Über 150 AKP-Abgeordnete, Minister und Bürgermeister waren in ganz Deutschland unterwegs, in Moscheen, Unternehmerverbände und Kulturvereine. Trotz der gesetzlichen Regelung, dass Amts- und Mandatsträger 3 Monate vor der Wahl keine Wahlkampfveranstaltungen abhalten dürfen,
sind in den letzten Wochen trotzdem AKP-Abgeordnete auf Veranstaltungen der AKP-Lobbyorganisation UID aufgetreten. Es gab keine große Wahlkampfveranstaltung mit Erdogan, das heißt aber nicht, dass sich Erdogans AKP an die gesetzlichen Einschränkungen gehalten hat.
Neu ist beim Wahlkampf diesmal, dass es in vielen Regionen Deutschlands, wo viele türkische Staatsangehörige leben, AKP-Wahlkampfteams gebildet haben, die einen sehr intensiven Haustürwahlkampf führen.
Das ist eine neue Qualität und zeigt, wie wichtig die Mobilisierung der AKP-Wähler in Deutschland für Erdogan ist.
Die Opposition hatte nie so gute Karten wie jetzt.
Erdogan spürt, dass auch bisher überzeugte AKP-Wähler aufgrund der Inflation und der Perspektivlosigkeit frustriert sind von der AKP. Erdogan ist in seinem Auftreten nicht mehr so souverän wie in der Vergangenheit. Die Nervosität bei der AKP-Führung ist deutlich zu spüren.

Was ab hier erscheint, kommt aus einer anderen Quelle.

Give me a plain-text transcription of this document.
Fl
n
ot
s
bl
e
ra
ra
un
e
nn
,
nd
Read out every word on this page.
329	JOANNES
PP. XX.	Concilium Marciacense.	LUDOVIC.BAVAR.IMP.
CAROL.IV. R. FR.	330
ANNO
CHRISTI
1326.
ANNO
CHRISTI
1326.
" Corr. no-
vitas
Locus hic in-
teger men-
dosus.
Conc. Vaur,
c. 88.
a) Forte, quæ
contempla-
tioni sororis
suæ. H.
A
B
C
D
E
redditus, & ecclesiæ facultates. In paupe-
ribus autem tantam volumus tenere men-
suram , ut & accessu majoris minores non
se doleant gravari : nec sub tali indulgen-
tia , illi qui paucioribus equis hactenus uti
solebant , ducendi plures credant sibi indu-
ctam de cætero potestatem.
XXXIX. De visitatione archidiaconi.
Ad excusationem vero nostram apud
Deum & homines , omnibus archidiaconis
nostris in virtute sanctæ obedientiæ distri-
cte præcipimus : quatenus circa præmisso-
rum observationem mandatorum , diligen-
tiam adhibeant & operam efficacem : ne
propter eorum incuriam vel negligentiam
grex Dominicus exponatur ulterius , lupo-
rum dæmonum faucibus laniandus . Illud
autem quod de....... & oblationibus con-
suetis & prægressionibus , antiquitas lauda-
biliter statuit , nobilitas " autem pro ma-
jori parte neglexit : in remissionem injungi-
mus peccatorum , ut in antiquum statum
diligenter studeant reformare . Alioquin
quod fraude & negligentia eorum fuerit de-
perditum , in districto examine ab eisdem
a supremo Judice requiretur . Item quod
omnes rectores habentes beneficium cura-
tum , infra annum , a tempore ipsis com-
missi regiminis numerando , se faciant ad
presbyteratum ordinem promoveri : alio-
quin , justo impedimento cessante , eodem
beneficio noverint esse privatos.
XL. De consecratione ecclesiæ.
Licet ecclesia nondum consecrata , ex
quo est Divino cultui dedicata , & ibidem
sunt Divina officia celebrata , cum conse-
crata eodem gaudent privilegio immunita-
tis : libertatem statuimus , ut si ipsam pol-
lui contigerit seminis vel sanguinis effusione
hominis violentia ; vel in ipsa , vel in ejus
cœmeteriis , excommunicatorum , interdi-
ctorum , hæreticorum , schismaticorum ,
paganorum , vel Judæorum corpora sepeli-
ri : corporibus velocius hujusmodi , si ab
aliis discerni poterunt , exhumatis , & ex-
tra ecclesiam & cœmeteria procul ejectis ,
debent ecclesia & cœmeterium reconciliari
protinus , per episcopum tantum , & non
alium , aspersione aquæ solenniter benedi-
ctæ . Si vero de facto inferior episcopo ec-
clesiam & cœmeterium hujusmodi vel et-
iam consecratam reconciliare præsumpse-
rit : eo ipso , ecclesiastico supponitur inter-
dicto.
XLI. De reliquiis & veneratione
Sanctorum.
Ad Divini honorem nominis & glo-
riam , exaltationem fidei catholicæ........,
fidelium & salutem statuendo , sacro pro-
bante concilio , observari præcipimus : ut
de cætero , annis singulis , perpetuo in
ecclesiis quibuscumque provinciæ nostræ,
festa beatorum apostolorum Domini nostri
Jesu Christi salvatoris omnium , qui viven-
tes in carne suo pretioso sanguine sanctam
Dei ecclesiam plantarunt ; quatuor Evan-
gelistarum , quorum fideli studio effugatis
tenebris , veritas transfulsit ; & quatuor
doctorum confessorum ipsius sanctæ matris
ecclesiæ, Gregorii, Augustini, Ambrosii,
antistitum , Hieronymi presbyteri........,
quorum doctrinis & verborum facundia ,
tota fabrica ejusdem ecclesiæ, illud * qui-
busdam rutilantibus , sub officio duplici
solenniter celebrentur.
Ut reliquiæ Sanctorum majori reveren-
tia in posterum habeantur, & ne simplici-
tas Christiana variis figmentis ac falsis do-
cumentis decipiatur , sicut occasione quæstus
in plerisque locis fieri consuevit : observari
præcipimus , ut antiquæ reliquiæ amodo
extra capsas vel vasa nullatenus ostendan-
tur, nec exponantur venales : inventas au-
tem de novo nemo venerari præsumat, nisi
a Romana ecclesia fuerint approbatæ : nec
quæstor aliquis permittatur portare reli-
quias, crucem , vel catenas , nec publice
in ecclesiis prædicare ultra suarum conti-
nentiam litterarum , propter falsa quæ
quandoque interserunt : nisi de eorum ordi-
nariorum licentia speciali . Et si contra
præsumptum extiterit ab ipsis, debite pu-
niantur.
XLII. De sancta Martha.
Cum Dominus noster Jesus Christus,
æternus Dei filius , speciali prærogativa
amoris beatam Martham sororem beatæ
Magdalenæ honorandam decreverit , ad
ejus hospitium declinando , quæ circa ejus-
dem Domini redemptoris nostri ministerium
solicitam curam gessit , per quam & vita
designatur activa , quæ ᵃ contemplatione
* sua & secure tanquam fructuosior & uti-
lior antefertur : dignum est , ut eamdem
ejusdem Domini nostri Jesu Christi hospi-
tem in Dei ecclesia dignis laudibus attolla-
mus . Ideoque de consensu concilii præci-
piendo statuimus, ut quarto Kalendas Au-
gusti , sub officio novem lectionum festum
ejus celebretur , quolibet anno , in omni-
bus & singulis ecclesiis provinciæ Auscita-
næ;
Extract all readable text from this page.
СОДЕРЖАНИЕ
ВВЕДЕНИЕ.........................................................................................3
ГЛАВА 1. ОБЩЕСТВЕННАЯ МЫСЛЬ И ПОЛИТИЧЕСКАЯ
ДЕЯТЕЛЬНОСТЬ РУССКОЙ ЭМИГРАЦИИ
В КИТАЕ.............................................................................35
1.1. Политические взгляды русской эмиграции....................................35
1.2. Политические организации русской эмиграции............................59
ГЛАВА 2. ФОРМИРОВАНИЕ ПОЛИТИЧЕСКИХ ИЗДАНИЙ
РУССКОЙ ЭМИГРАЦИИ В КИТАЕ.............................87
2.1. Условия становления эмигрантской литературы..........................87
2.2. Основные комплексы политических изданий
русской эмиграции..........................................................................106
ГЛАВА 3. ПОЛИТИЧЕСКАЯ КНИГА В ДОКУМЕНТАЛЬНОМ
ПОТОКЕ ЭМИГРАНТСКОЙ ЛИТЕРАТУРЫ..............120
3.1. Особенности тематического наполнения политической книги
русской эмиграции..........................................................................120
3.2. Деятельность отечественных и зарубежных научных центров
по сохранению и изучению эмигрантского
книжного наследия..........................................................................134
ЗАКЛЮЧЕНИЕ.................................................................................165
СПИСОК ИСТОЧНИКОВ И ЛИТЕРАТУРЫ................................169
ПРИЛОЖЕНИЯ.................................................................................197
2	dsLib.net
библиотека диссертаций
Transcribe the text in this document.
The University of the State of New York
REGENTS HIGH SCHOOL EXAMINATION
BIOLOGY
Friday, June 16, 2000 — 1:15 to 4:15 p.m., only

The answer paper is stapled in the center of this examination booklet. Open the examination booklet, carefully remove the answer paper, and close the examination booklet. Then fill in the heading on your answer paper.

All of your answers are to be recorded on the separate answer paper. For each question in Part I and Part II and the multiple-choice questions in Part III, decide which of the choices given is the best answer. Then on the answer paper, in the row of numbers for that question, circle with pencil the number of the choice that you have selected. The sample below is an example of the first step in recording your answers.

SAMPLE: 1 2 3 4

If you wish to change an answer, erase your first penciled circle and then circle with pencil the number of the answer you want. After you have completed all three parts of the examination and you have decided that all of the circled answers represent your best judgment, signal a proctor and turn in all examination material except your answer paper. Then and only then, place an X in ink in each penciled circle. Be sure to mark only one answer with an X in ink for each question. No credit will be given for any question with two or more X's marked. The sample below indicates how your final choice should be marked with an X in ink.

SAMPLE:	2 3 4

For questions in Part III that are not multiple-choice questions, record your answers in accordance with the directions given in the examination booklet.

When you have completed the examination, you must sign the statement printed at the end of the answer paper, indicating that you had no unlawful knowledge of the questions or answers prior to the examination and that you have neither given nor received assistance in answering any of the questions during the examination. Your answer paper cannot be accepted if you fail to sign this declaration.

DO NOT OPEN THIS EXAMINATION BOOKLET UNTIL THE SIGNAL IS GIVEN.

Die Zustimmung für Erdogan ist in Deutschland aber wesentlich höher als in der Türkei. Das wird vermutlich auch bei dieser Wahl der Fall sein. Erdogan hat in den letzten Jahren eine sehr aggressive Diasporapolitik betrieben und
dafür auch Strukturen wie die DITIB instrumentalisiert, neue Strukturen wie die YTB, das sog. Amt für Auslandstürken, gegründet. Er hat auf propagandistische Art und Weise reale Diskriminierungserfahrungen von Türkeistämmigen für seine politische Agenda nutzbar gemacht,
den Türkeistämmigen hier das Gefühl vermittelt, dass sie etwas besonderes sind. Durch eine identitär-nationalistische Rhetorik und emotionale Ansprache hat er sich als der starke Führer inszeniert, der hinter den Türken in Deutschland steht.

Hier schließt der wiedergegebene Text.